Pemerintah Selesaikan Rekom BPK & Tingkatkan IPM

BeritaLokal, Jakarta – Pemerintah Fokus Selesaikan 23 Rekomendasi BPK sekaligus mendorong peningkatan Indeks Pembangunan Manusia (IPM) yang kini mencatat angka 75,90, menegaskan komitmen kedalam reformasi tata kelola keuangan negara melalui pembahasan Rancangan Undang‑Undang Pertanggungjawaban Pelaksanaan APBN (RUU P2 APBN) tahun 2025. Menteri Keuangan, Purbaya Yudhi Sadewa, menyatakan pada rapat kerja bersama Badan Anggaran DPR Rabu (14/7/2026) bahwa setiap rekomendasi BPK akan ditindaklanjuti secara menyeluruh untuk memperkuat sistem pelaporan dan akuntabilitas APBN.

Ringkasan pergerakan IPM sejak 2021 menunjukkan tren positif dengan rata‑rata kenaikan 0,83 % per tahun hingga 2025. Pada tahun 2025, IPM nasional resmi mencapai 75,90-meningkat 2,8 poin, atau 1,17 % dibandingkan 75,02 pada 2024. Peningkatan ini mengangkat Indonesia ke dalam kategori negara kategori IPM Tinggi. Puncak peningkatan tersebut didorong oleh kebijakan komprehensif dan afirmatif, terutama di daerah yang masih menonjolkan angka IPM rendah, yang berperan kunci bagi pemerintah mengurangi ketimpangan pembangunan antarwilayah.

IPM Naik ke Standar Negokom

Penyusunan kebijakan yang prodisiplin dan inklusif menjadi inti strategi pemerintah. Menurut Purbaya, lembaga kebijakan publik berfokus pada dua lini aksi: peningkatan kualitas sumber daya manusia (SDM) melalui pendidikan dan kesehatan serta penguatan infrastruktur sosial. Dalam konteks daerah, pemerintah menua pengalokasian dana melalui jaringan sub‑kemduk dipadukan dengan stimulus fiskal yang menargetkan peningkatan pelayanan kesehatan primitif serta penyuluhan pendidikan vokasional. Bentuk kebijakan semacam ini diharapkan memperkuat fondasi manusia sebelum dimaksimalkan pada sektor ekonomi.

23 Rekom BPK: Perbaikan Fokus

Badan Pemeriksa Keuangan menilai Laporan Keuangan Pemerintah Pusat (LKPP) 2025 tetap Wajar Tanpa Pengecualian (WTP), namun menyertakan 11 temuan signifikan. Dari temuan tersebut, BPK mengeluarkan 23 rekomendasi perbaikan yang bertujuan menakar kebijakan pengeluaran, revisi sistem jaminan sosial, dan perbaikan transparansi data keuangan publik.
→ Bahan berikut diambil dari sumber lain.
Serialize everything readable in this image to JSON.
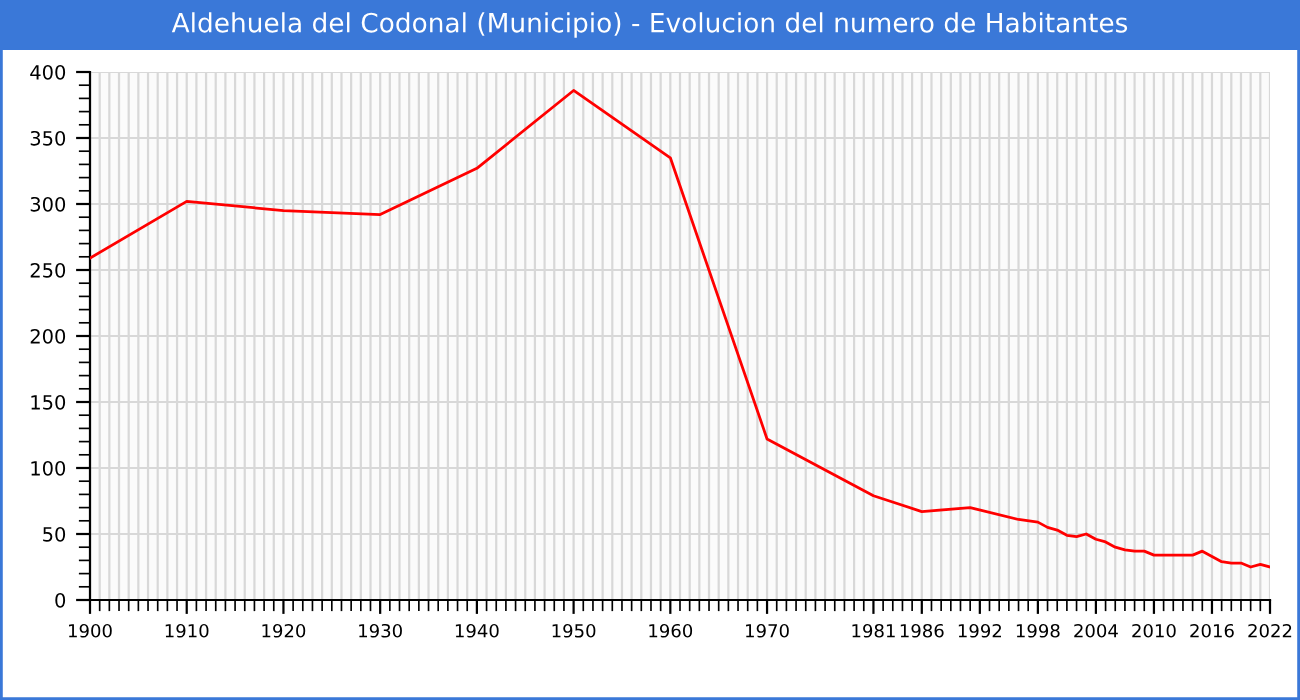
{
  "chart_data": {
    "type": "line",
    "title": "Aldehuela del Codonal (Municipio) - Evolucion del numero de Habitantes",
    "x": [
      1900,
      1910,
      1920,
      1930,
      1940,
      1950,
      1960,
      1970,
      1981,
      1986,
      1991,
      1996,
      1998,
      1999,
      2000,
      2001,
      2002,
      2003,
      2004,
      2005,
      2006,
      2007,
      2008,
      2009,
      2010,
      2011,
      2012,
      2013,
      2014,
      2015,
      2016,
      2017,
      2018,
      2019,
      2020,
      2021,
      2022
    ],
    "series": [
      {
        "color": "#ff0000",
        "values": [
          259,
          302,
          295,
          292,
          327,
          386,
          335,
          122,
          79,
          67,
          70,
          61,
          59,
          55,
          53,
          49,
          48,
          50,
          46,
          44,
          40,
          38,
          37,
          37,
          34,
          34,
          34,
          34,
          34,
          37,
          33,
          29,
          28,
          28,
          25,
          27,
          25
        ]
      }
    ],
    "xlim": [
      1900,
      2022
    ],
    "xticks": [
      1900,
      1910,
      1920,
      1930,
      1940,
      1950,
      1960,
      1970,
      1981,
      1986,
      1992,
      1998,
      2004,
      2010,
      2016,
      2022
    ],
    "ylim": [
      0,
      400
    ],
    "yticks": [
      0,
      50,
      100,
      150,
      200,
      250,
      300,
      350,
      400
    ],
    "grid": true,
    "marker": "none",
    "line_style": "solid"
  }
}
Purbaya menegaskan bahwa semua rekomendasi tersebut akan diselesaikan dalam fase kerja RUU P2 APBN. Hal ini mencakup pembuatan peraturan tindak lanjut atas setiap rekomendasi dan penetapan mekanisme audit internal yang lebih ketat. Keterangan Purbaya menekankan bahwa ketepatan pelaksanaan rekomendasi akan diuji terhadap jadwal pelaporan tahunan berikutnya.

Tata Kelola Fiskal: Kebijakan Panja

Di sisi tata kelola fiskal, pemerintah menyiapkan tim khusus untuk perwakilan dalam Panitia Kerja (Panja) pembahasan RUU P2 APBN bersama Badan Anggaran DPR. Tim tersebut dibentuk dari unit teknis manajemen negara, memfokuskan diskusi pada substansi rancangan undang‑undang perihal penyajian laporan, metrik evaluasi, dan mekanisme pengawasan. Pantar kerja, disesuaikan dengan rekomendasi BPK, berencana menyalin data temuan, memperjelas prosedur pengelolaan wajib pajak, serta memperketat proses pengupahan jabatan publik. Purgol keprihatinan tata kelola fiskal berongberong pada kebutuhan pemerintah agar mengoptimalkan pengelolaan APBN efektif, bersih, dan transparan di masa depan.

Aspek Analisis

Keputusan pemerintah untuk memusatkan perhatian pada 23 rekomendasi BPK sekaligus meningkatkan IPM merefleksikan strategi kebijakan yang holistik. Pertumbuhan IPM menandakan keberhasilan program pembangunan manusia, sementara penerapan rekomendasi BPK menegaskan kredibilitas pengelolaan fiskal. Interaksi antara dua capaian ini diharapkan memperkuat sinergi kebijakan sosial dan fiskal, sekaligus menciptakan alur keuangan yang lebih solid untuk menaklukkan tantangan pembangunan.